Bel­gi­um: Manage­ment of staff posi­ti­ons (Head Legal, Head Risk, etc.) incom­pa­ti­ble with the role of DPO?

The Data Pro­tec­tion Offi­cer within the mea­ning of Art. 37 et seq. GDPR (DPO) must, among other things, be independent:

• Pur­su­ant to Art. 38 Para. 3, the fol­lo­wing shall app­ly to him “in the per­for­mance of his duties, no ins­truc­tions as to the per­for­mance of such duties” may be issued, and the DPO “may not be remo­ved or dis­ad­van­ta­ged by the con­trol­ler or pro­ces­sor becau­se of the per­for­mance of his or her duties”.
• Accor­ding to Art. 38 (6) GDPR, the DPO may per­form other tasks and duties; howe­ver, it must be ensu­red that the­se do not lead to a con­flict of interest.
• Reci­tal 97 fur­ther sta­tes that DPO shall “whe­ther or not they are employees of the con­trol­ler, may per­form their duties and func­tions with com­ple­te inde­pen­dence” must.
• The EDSA, or rather the Artic­le 29 Working Group at the time, inclu­ded in its­elf in its gui­de­lines on DPOs (Gui­de­lines on Data Pro­tec­tion Offi­cers) in sec­tions 3.3 and 3.5.
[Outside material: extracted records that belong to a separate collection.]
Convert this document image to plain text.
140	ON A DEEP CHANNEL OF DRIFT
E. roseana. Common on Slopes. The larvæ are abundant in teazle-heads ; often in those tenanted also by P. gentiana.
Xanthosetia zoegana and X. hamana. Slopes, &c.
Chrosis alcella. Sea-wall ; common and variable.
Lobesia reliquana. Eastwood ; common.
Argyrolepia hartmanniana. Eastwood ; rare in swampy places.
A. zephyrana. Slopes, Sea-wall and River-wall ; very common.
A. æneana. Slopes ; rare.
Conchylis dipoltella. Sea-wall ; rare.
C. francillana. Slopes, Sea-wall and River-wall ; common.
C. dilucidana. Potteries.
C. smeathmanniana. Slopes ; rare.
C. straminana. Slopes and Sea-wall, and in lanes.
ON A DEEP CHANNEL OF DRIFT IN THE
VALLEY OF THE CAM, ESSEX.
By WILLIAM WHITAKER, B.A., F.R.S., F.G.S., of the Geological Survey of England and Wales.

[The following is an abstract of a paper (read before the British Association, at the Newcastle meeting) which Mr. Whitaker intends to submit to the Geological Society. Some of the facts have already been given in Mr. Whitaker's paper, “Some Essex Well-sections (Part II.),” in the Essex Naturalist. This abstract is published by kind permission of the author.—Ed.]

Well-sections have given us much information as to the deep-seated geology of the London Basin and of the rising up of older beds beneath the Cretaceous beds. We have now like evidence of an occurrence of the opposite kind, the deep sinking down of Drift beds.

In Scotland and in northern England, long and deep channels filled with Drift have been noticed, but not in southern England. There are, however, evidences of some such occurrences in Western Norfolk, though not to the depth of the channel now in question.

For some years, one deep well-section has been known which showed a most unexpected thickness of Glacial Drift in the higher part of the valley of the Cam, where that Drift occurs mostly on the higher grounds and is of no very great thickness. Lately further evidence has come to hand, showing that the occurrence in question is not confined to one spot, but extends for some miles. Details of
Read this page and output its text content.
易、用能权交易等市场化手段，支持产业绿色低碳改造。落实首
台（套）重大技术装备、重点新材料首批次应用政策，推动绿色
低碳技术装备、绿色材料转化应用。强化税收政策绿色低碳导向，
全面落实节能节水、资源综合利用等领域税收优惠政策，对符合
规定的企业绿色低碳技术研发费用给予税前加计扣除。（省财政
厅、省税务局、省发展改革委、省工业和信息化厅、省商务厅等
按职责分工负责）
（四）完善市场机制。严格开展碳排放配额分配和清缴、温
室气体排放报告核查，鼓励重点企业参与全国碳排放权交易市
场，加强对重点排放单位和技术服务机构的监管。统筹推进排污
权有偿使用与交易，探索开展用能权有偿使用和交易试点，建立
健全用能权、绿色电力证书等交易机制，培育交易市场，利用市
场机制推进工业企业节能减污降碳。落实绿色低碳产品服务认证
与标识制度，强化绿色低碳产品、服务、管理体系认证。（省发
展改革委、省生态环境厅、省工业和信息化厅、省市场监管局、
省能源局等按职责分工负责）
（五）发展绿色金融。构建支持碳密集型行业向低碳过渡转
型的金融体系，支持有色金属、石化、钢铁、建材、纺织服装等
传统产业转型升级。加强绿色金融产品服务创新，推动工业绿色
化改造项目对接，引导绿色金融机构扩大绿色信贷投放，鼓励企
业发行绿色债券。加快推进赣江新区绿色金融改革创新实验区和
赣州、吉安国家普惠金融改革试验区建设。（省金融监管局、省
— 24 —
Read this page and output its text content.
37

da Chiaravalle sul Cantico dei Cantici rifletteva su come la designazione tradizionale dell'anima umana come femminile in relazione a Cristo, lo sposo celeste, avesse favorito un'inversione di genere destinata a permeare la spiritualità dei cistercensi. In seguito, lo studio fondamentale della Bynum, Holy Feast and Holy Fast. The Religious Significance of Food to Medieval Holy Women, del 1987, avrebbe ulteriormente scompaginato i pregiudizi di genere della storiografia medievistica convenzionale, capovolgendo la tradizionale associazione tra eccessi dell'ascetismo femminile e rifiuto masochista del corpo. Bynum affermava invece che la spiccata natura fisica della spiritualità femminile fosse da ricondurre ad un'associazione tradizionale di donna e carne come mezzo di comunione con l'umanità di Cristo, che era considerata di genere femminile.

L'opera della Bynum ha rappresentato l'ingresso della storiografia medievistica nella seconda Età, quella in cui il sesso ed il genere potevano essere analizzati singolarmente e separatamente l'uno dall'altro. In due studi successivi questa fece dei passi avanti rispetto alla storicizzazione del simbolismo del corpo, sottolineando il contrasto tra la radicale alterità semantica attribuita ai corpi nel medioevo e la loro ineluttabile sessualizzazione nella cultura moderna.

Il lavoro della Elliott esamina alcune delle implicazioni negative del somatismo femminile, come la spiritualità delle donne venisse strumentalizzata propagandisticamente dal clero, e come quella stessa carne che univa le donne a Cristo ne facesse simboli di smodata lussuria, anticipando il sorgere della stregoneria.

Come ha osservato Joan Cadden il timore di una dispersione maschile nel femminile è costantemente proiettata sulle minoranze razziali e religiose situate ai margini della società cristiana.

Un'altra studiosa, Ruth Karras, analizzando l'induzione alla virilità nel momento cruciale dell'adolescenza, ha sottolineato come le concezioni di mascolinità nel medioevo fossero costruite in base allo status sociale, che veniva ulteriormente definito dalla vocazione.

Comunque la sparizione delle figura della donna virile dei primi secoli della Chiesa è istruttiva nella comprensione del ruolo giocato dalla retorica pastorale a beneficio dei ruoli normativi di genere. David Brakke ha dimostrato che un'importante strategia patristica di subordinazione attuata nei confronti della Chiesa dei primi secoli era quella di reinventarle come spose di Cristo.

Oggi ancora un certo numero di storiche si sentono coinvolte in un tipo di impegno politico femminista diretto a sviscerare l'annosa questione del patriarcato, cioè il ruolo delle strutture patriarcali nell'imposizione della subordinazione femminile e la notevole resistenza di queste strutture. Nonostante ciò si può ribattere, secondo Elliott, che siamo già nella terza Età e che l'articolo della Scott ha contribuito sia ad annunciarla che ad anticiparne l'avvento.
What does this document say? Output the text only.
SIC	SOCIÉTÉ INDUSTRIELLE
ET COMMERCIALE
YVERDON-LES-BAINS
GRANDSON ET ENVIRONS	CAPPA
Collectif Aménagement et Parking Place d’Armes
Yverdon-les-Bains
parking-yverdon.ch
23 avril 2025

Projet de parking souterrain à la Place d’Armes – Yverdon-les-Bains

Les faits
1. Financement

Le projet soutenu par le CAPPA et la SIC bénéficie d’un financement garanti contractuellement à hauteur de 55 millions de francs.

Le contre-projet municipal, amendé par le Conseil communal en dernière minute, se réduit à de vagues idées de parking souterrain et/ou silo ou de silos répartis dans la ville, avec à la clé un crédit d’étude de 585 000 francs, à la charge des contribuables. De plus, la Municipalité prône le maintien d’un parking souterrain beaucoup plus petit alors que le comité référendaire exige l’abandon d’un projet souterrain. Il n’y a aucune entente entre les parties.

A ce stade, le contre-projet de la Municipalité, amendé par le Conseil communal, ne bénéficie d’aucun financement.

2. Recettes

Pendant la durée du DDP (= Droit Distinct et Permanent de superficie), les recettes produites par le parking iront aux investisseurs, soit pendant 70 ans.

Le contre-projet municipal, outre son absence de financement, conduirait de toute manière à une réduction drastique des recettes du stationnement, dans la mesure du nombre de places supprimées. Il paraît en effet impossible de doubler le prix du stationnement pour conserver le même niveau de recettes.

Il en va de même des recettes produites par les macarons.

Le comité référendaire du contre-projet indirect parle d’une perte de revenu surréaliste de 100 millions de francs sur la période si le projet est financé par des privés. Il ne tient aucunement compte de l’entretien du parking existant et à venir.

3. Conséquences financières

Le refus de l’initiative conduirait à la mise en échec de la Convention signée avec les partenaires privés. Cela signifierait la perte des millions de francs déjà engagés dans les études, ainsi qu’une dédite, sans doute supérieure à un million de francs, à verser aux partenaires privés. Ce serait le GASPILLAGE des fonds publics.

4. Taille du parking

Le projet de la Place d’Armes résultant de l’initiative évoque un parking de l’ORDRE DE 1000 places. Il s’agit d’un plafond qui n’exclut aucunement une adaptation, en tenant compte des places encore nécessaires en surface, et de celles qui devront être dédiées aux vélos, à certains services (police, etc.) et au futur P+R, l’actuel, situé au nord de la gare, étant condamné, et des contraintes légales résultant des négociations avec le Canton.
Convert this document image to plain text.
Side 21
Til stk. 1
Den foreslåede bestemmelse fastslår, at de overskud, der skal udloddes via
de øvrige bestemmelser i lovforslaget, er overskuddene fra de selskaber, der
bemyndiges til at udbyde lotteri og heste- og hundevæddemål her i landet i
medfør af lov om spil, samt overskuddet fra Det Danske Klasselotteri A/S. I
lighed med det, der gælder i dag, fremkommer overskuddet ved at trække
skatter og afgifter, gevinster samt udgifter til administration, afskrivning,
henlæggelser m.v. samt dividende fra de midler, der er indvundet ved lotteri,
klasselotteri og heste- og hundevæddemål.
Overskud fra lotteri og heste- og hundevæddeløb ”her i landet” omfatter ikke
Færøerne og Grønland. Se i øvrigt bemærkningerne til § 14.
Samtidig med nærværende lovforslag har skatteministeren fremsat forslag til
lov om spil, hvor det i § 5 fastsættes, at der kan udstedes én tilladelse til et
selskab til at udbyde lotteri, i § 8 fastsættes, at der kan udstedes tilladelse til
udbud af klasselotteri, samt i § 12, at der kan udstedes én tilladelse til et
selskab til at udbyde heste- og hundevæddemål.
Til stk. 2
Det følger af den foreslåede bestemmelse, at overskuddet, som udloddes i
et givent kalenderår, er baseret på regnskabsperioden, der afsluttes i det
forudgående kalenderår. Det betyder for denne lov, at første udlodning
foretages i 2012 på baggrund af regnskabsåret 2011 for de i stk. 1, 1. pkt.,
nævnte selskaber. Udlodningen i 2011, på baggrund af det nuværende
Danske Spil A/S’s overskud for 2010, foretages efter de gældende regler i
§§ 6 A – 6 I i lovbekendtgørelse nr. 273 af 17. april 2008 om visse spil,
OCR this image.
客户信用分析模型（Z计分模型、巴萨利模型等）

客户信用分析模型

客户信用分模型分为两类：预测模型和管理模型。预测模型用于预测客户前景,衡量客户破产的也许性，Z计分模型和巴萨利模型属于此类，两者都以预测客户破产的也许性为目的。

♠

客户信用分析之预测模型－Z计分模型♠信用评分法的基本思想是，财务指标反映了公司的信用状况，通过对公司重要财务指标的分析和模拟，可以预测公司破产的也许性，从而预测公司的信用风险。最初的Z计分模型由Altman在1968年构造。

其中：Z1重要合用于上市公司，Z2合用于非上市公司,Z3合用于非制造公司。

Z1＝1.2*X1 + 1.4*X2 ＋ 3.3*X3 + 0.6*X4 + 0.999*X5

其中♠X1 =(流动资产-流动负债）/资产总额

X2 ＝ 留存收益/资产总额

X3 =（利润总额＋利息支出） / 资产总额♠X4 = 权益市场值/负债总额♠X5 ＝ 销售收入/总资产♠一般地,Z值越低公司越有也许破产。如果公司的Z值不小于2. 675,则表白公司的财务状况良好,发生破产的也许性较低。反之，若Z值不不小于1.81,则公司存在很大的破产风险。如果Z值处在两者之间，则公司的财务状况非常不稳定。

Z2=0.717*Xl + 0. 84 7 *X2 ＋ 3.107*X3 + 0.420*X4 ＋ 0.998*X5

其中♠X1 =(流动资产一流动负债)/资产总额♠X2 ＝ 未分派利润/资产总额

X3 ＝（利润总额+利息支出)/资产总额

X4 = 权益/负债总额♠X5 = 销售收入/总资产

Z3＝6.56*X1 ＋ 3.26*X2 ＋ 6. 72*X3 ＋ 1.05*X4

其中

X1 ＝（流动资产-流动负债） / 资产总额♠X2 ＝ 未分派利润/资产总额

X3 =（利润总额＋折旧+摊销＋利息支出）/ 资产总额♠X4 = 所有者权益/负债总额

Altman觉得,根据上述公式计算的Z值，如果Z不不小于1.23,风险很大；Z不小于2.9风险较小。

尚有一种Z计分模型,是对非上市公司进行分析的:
It is clear, then, that a DPO can­not have exe­cu­ti­ve func­tions. The EDSA on this:

As a rule of thumb, con­flic­ting posi­ti­ons within the orga­nizati­on may include seni­or manage­ment posi­ti­ons (such as chief exe­cu­ti­ve, chief ope­ra­ting, chief finan­cial, chief medi­cal offi­cer, head of mar­ke­ting depart­ment, head of Human Resour­ces or head of IT depart­ments) but also other roles lower down in the orga­nizatio­nal struc­tu­re if such posi­ti­ons or roles lead to the deter­mi­na­ti­on of pur­po­ses and means of pro­ce­s­sing.[…]

The Bava­ri­an Sta­te Data Pro­tec­tion Office has the­r­e­fo­re alre­a­dy in 2016 deci­dedthat an IT mana­ger can­not be a DPO:

In the opi­ni­on of the BayL­DA, such a con­flict of inte­rest exi­sted in the case of a data pro­tec­tion offi­cer of a Bava­ri­an com­pa­ny who held the posi­ti­on of the company’s “IT mana­ger”. Such an expo­sed posi­ti­on with regard to the company’s data pro­ce­s­sing pro­ce­du­res is gene­ral­ly incom­pa­ti­ble with the duties of a data pro­tec­tion offi­cer. This would ulti­m­ate­ly amount to a data pro­tec­tion con­trol of one of the key func­tio­n­a­ries to be con­trol­led in the com­pa­ny by himself.

Howe­ver, it does not fol­low that, for exam­p­le, a Head of Legal, Gene­ral Coun­sel, Head of Com­pli­ance, etc. can­not act as DPO as long as this does not invol­ve an exe­cu­ti­ve func­tion in a busi­ness area; in this case, no con­flict of inte­rest should ari­se. Howe­ver, the Bel­gi­an regu­la­tor has now appar­ent­ly impo­sed a fine of EUR 50,000 on April 28, 2020, on a com­pa­ny who­se DPO is the Head of Inter­nal Audit, Risk Manage­ment and Com­pli­ance Depart­ment was. As far as can be seen, the decis­i­on is no lon­ger available on the web­site of the Bel­gi­an aut­ho­ri­ty; howe­ver, cf. e.g. the reports by Link­la­ters and Field Fisher.

Accor­din­gly, in the spe­ci­fic case, the DPO was invol­ved in the pro­ce­s­sing of a data secu­ri­ty breach. Bey­ond the indi­vi­du­al case, howe­ver, the aut­ho­ri­ty was of the opi­ni­on that the head of the­se depart­ments was ulti­m­ate­ly neces­s­a­ri­ly respon­si­ble for the pro­ce­s­sing of per­so­nal data in con­nec­tion with the com­pli­ance, risk and audit acti­vi­ties, which is why he could not be inde­pen­dent. As a rule of thumb, the Direc­tion of any (staff or busi­ness) func­tion incom­pa­ti­ble with the office of DPO..

This atti­tu­de is cer­tain­ly extra­or­di­na­ri­ly strict, and it con­tra­dicts a wide­spread practice.